Allen concedes the point of controversy: The study was withdrawn before peer review because of questions about the authenticity of the prisoner responses. But some child porn offenders will go on to molest a child, he argues. And if a few offenders have to be severely punished to deter others, he reasons, so be it. “Maybe it will make others think twice about accessing this stuff in the first place.”

Hanson didn’t respond to a letter requesting comment from him in prison. But Ontiveros, who is an inmate at the same Pennsylvania prison, responded in writing.
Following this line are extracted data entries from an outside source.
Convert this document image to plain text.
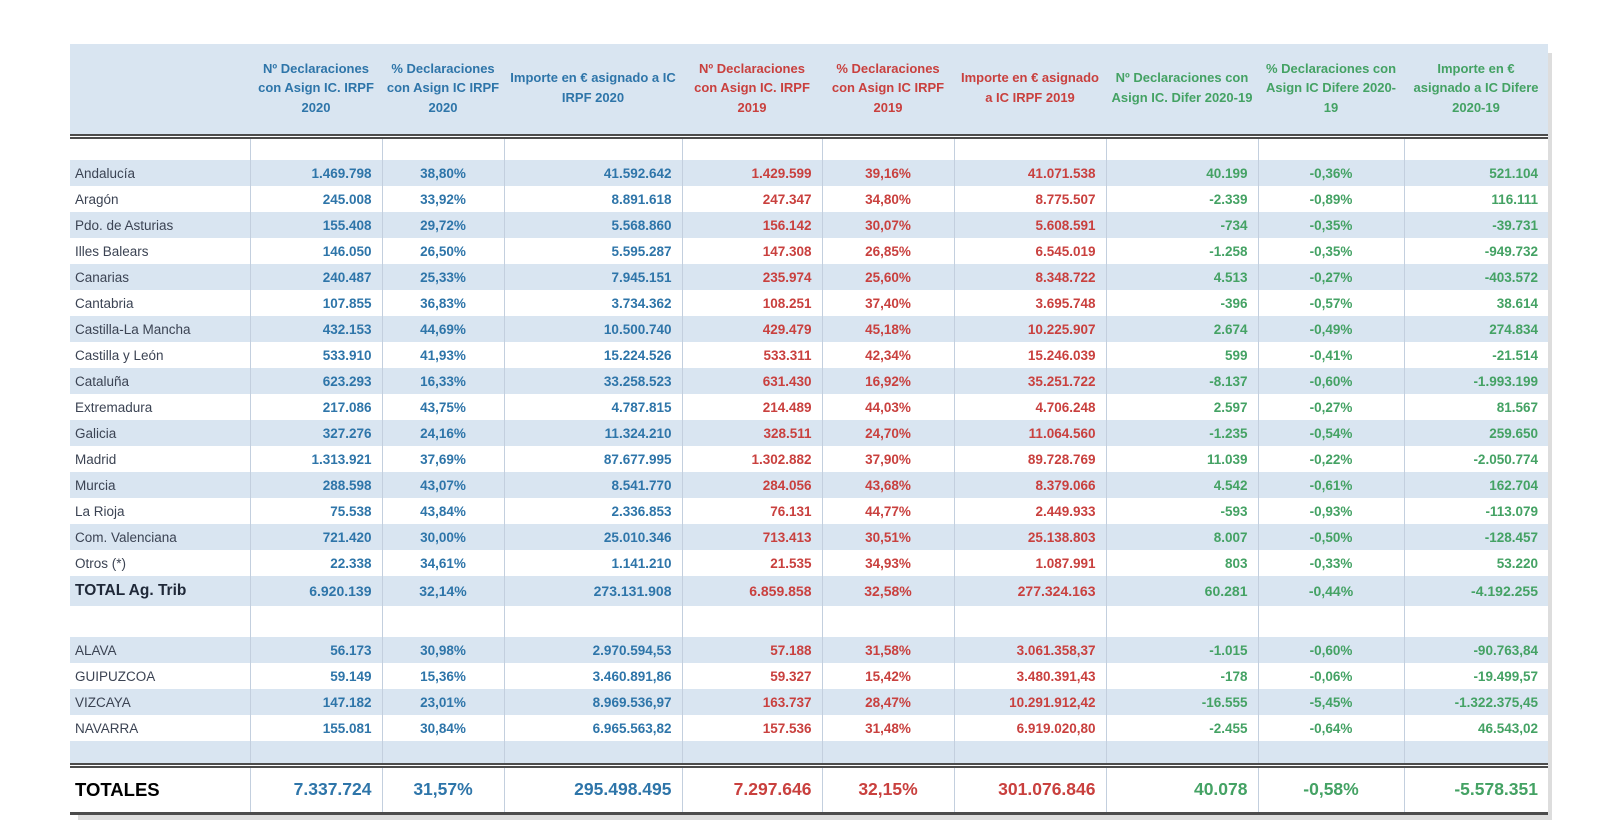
	Nº Declaraciones con Asign IC. IRPF 2020	% Declaraciones con Asign IC IRPF 2020	Importe en € asignado a IC IRPF 2020	Nº Declaraciones con Asign IC. IRPF 2019	% Declaraciones con Asign IC IRPF 2019	Importe en € asignado a IC IRPF 2019	Nº Declaraciones con Asign IC. Difer 2020-19	% Declaraciones con Asign IC Difere 2020-19	Importe en € asignado a IC Difere 2020-19

Andalucía	1.469.798	38,80%	41.592.642	1.429.599	39,16%	41.071.538	40.199	-0,36%	521.104
Aragón	245.008	33,92%	8.891.618	247.347	34,80%	8.775.507	-2.339	-0,89%	116.111
Pdo. de Asturias	155.408	29,72%	5.568.860	156.142	30,07%	5.608.591	-734	-0,35%	-39.731
Illes Balears	146.050	26,50%	5.595.287	147.308	26,85%	6.545.019	-1.258	-0,35%	-949.732
Canarias	240.487	25,33%	7.945.151	235.974	25,60%	8.348.722	4.513	-0,27%	-403.572
Cantabria	107.855	36,83%	3.734.362	108.251	37,40%	3.695.748	-396	-0,57%	38.614
Castilla-La Mancha	432.153	44,69%	10.500.740	429.479	45,18%	10.225.907	2.674	-0,49%	274.834
Castilla y León	533.910	41,93%	15.224.526	533.311	42,34%	15.246.039	599	-0,41%	-21.514
Cataluña	623.293	16,33%	33.258.523	631.430	16,92%	35.251.722	-8.137	-0,60%	-1.993.199
Extremadura	217.086	43,75%	4.787.815	214.489	44,03%	4.706.248	2.597	-0,27%	81.567
Galicia	327.276	24,16%	11.324.210	328.511	24,70%	11.064.560	-1.235	-0,54%	259.650
Madrid	1.313.921	37,69%	87.677.995	1.302.882	37,90%	89.728.769	11.039	-0,22%	-2.050.774
Murcia	288.598	43,07%	8.541.770	284.056	43,68%	8.379.066	4.542	-0,61%	162.704
La Rioja	75.538	43,84%	2.336.853	76.131	44,77%	2.449.933	-593	-0,93%	-113.079
Com. Valenciana	721.420	30,00%	25.010.346	713.413	30,51%	25.138.803	8.007	-0,50%	-128.457
Otros (*)	22.338	34,61%	1.141.210	21.535	34,93%	1.087.991	803	-0,33%	53.220
TOTAL Ag. Trib	6.920.139	32,14%	273.131.908	6.859.858	32,58%	277.324.163	60.281	-0,44%	-4.192.255

ALAVA	56.173	30,98%	2.970.594,53	57.188	31,58%	3.061.358,37	-1.015	-0,60%	-90.763,84
GUIPUZCOA	59.149	15,36%	3.460.891,86	59.327	15,42%	3.480.391,43	-178	-0,06%	-19.499,57
VIZCAYA	147.182	23,01%	8.969.536,97	163.737	28,47%	10.291.912,42	-16.555	-5,45%	-1.322.375,45
NAVARRA	155.081	30,84%	6.965.563,82	157.536	31,48%	6.919.020,80	-2.455	-0,64%	46.543,02

TOTALES	7.337.724	31,57%	295.498.495	7.297.646	32,15%	301.076.846	40.078	-0,58%	-5.578.351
Ontiveros says his interest in child porn began with an addiction to adult pornography and grew from there. He also says he realized that his interest in child pornography was a problem weeks before he was first contacted by the FBI. “I wasn’t missing work and it wasn’t detrimental to my life, but in general it was having a negative impact on me morally,” he wrote. So he started deleting his collection, he says, beginning with the illegal material.
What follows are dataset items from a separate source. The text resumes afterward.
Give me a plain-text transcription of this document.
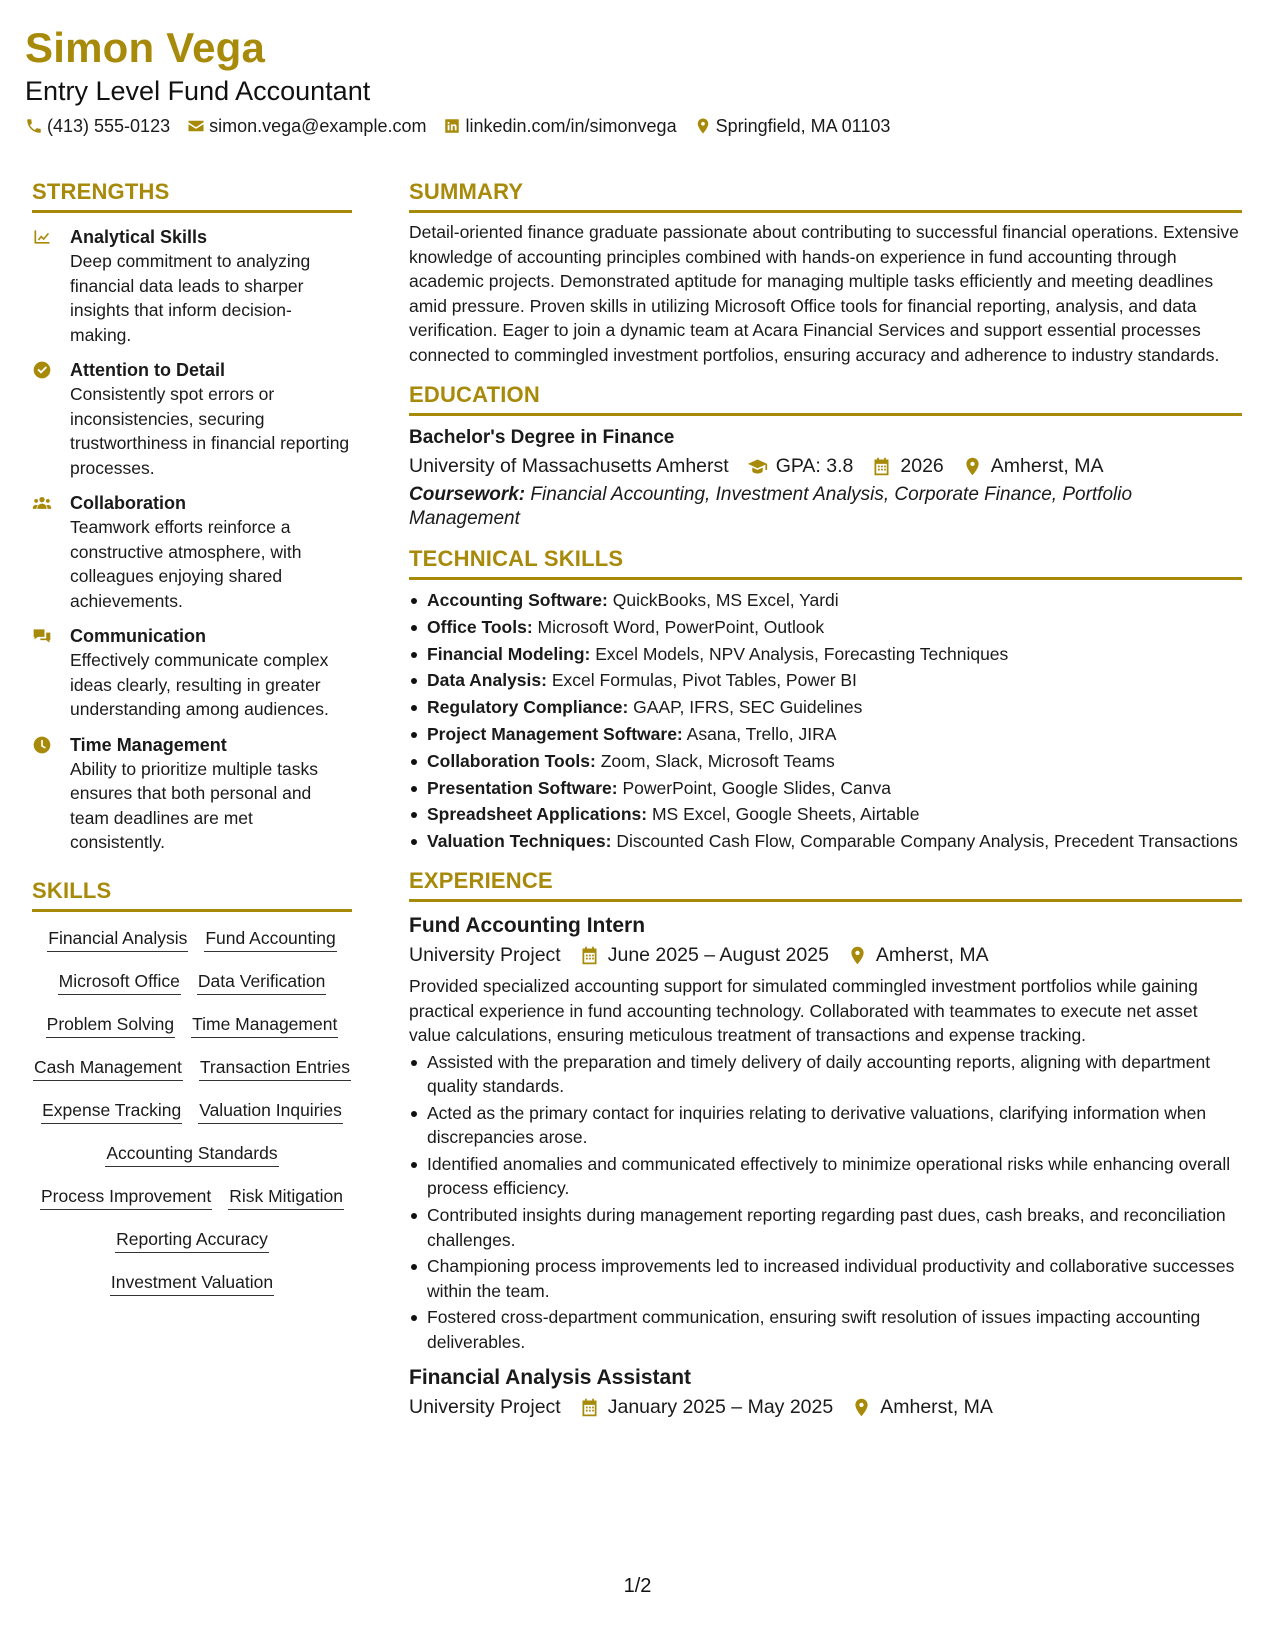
Simon Vega
Entry Level Fund Accountant
(413) 555-0123 simon.vega@example.com linkedin.com/in/simonvega Springfield, MA 01103
STRENGTHS
Analytical Skills
Deep commitment to analyzing financial data leads to sharper insights that inform decision-making.
Attention to Detail
Consistently spot errors or inconsistencies, securing trustworthiness in financial reporting processes.
Collaboration
Teamwork efforts reinforce a constructive atmosphere, with colleagues enjoying shared achievements.
Communication
Effectively communicate complex ideas clearly, resulting in greater understanding among audiences.
Time Management
Ability to prioritize multiple tasks ensures that both personal and team deadlines are met consistently.
SKILLS
Financial Analysis Fund Accounting
Microsoft Office Data Verification
Problem Solving Time Management
Cash Management Transaction Entries
Expense Tracking Valuation Inquiries
Accounting Standards
Process Improvement Risk Mitigation
Reporting Accuracy
Investment Valuation
SUMMARY
Detail-oriented finance graduate passionate about contributing to successful financial operations. Extensive knowledge of accounting principles combined with hands-on experience in fund accounting through academic projects. Demonstrated aptitude for managing multiple tasks efficiently and meeting deadlines amid pressure. Proven skills in utilizing Microsoft Office tools for financial reporting, analysis, and data verification. Eager to join a dynamic team at Acara Financial Services and support essential processes connected to commingled investment portfolios, ensuring accuracy and adherence to industry standards.
EDUCATION
Bachelor's Degree in Finance
University of Massachusetts Amherst GPA: 3.8 2026 Amherst, MA
Coursework: Financial Accounting, Investment Analysis, Corporate Finance, Portfolio Management
TECHNICAL SKILLS
Accounting Software: QuickBooks, MS Excel, Yardi
Office Tools: Microsoft Word, PowerPoint, Outlook
Financial Modeling: Excel Models, NPV Analysis, Forecasting Techniques
Data Analysis: Excel Formulas, Pivot Tables, Power BI
Regulatory Compliance: GAAP, IFRS, SEC Guidelines
Project Management Software: Asana, Trello, JIRA
Collaboration Tools: Zoom, Slack, Microsoft Teams
Presentation Software: PowerPoint, Google Slides, Canva
Spreadsheet Applications: MS Excel, Google Sheets, Airtable
Valuation Techniques: Discounted Cash Flow, Comparable Company Analysis, Precedent Transactions
EXPERIENCE
Fund Accounting Intern
University Project June 2025 – August 2025 Amherst, MA
Provided specialized accounting support for simulated commingled investment portfolios while gaining practical experience in fund accounting technology. Collaborated with teammates to execute net asset value calculations, ensuring meticulous treatment of transactions and expense tracking.
Assisted with the preparation and timely delivery of daily accounting reports, aligning with department quality standards.
Acted as the primary contact for inquiries relating to derivative valuations, clarifying information when discrepancies arose.
Identified anomalies and communicated effectively to minimize operational risks while enhancing overall process efficiency.
Contributed insights during management reporting regarding past dues, cash breaks, and reconciliation challenges.
Championing process improvements led to increased individual productivity and collaborative successes within the team.
Fostered cross-department communication, ensuring swift resolution of issues impacting accounting deliverables.
Financial Analysis Assistant
University Project January 2025 – May 2025 Amherst, MA
1/2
Still, Ontiveros says he has never molested a child and does not believe he is capable of doing so. And while he does not condone the production or possession of child porn, he thinks the penalties are extreme.

“I myself have never sold drugs, physically harmed someone with the intent to injure them, nor am I a career criminal by any stretch of the imagination,” he wrote. “Yet, for five years I will be incarcerated for the possession of images which I attempted to get rid of.”

Allen talks hopefully about a promising new technology that could be used to block the transmission of child porn based on its “hash value,” or unique digital signature. But even he admits that the technology, which is still in the testing phase, won’t eliminate online distribution of child porn.

In the meantime, the debate over the merits of the child porn guidelines in the federal courts goes on.

In December, federal judges in Iowa and New Jersey issued below-guidelines sentences for child porn offenders, citing controversy over their fairness, in U.S. v. John­son and U.S. v. Grober. And in January, Judge Gilbert S. Merritt of the 6th U.S. Circuit Court of Appeals at Cin­cinnati wrote an unusually pointed dissent to a panel’s affirmance of the 17½-year sentence for child porn given to a 65-year-old Cleveland-area man with serious health problems.

Merritt said the federal legal system had “lost it bearings” on the sub­ject of computer-based child pornography and likened the treatment of offenders to the “witchcraft trials and burnings” of several centuries ago.

“He is a 65-year-old, psychologically disabled former minister with Type 1 diabetes with many complications,” Merritt wrote in U.S. v. Paull. “How could this sentence be ‘not greater than necessary’ to punish this crime?”